Markers	coefficients	P_value	HR	Lower limit of 95% CI	Upper limit of 95% CI
						cg06090867	0.56500274	0.03749288	1.75945261	1.03323766	2.99609046
cg03244277	0.81793722	0.00279055	2.26582113	1.32545928	3.87333315
						cg23378365	0.58735626	0.03652733	1.79922543	1.03749569	3.12021745
cg02370667	0.78070752	0.00526101	2.18301624	1.26160139	3.77738956

(3) We stratify patients prognostically with the sum of the products of methylation levels at each site and the natural logarithm of the respective risk ratios (HR) (specific formula: cg02370667 × 0.7807075+ cg23378365 × 0.5873563+ cg06090867 × 0.5650027+ cg03244277 × 0.8179372) as predictive scores;

(4) prognostic scores were calculated in our and TCGA datasets (download website: http:// gdac. bronadustute. org/, 450K methylated chip data containing 95 esophageal squamous carcinoma and 14 paracarcinoma samples in total) and survival analysis was performed, with the results of the analysis in the patient samples shown in FIG. 1A and the results of the analysis in the database shown in FIG. 1B.

Furthermore, using the collected patient data, survival analysis was performed for each methylation site individually to explore the possibility of each methylation site individually as a prognostic marker, the results for cg02370667 are shown in fig. 1C, the results for cg23378365 are shown in fig. 1D, the results for cg06090867 are shown in fig. 1E, and the results for cg03244277 are shown in fig. 1F.

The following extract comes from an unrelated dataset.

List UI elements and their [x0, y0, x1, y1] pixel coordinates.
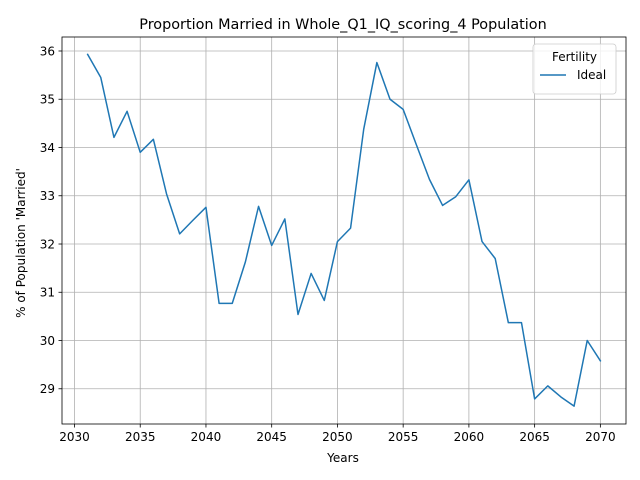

(5) The accuracy of the model of the invention in prediction at 1 year, 3 years and 5 years is verified again; the ROC curve verified by using the patient information is shown in FIG. 2, and the ROC curve verified by using the database information is shown in FIG. 3, which illustrate that the model provided by the invention can predict the prognosis of the esophageal cancer patient.